Warning tho, life as a medium pacer isn't much fun. If you're pace isn't sufficient at that 75-80 level, then work on being able to bowl yorkers on demand general accuracy (like bowling outside off 6 balls in an over or wicket to wicket 6 balls in an over), so atleast you can keep runs down.
 
i find i get incredible muscle pain after a fast bolwing spell.

My advice is to keep on bowling pace, but to stretch thoroughly before each session- even just a muck about in the nets. If the pains keep reappearing- try changing your action to one which doesn't aggravate the wrong parts of your body.
 
Definitely try to perfect your warmup routine. Ideally, you will raise your heart rate, loosen your muscles and get yourself focused for the game all in a matter of minutes. Warming down at the end of play will also help with cramps and stiffness, though in the game of cricket you may find yourself "warming down" well before stumps. ;)
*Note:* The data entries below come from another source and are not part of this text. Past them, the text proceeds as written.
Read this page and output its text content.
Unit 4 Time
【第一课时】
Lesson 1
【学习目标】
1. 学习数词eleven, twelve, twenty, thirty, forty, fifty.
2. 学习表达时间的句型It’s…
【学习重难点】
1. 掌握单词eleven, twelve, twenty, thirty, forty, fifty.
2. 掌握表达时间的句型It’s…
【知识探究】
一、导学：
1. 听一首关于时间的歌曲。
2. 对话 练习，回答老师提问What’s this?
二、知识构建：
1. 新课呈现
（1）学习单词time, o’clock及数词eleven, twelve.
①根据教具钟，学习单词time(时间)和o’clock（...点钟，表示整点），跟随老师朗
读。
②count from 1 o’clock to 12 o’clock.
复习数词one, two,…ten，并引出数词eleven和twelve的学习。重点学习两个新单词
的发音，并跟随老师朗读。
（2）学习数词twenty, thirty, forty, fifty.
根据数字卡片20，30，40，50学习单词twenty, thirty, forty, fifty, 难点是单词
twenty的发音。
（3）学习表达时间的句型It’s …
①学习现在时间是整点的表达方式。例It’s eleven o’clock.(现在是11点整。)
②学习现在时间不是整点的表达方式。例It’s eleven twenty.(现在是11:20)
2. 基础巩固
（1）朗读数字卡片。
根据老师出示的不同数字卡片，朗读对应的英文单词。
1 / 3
If you do pick up a strain, remember to RICE (or your equivalent acronym - there are a few variations now). If you can get those first 15-20 minutes of ice and compression as soon as it happens, it often stops the injury from becoming a "war wound".

If you're only getting sore the next day, that's what is called delayed onset muscle soreness; it happens because you've done some things your muscles aren't conditioned for. However, it's also a sign that your muscles are rebuilding and conditioning themselves. Getting active again is the best way to fight it off and similarly, keeping in a practice regimen is better than taking a week off; just try not to overdo it.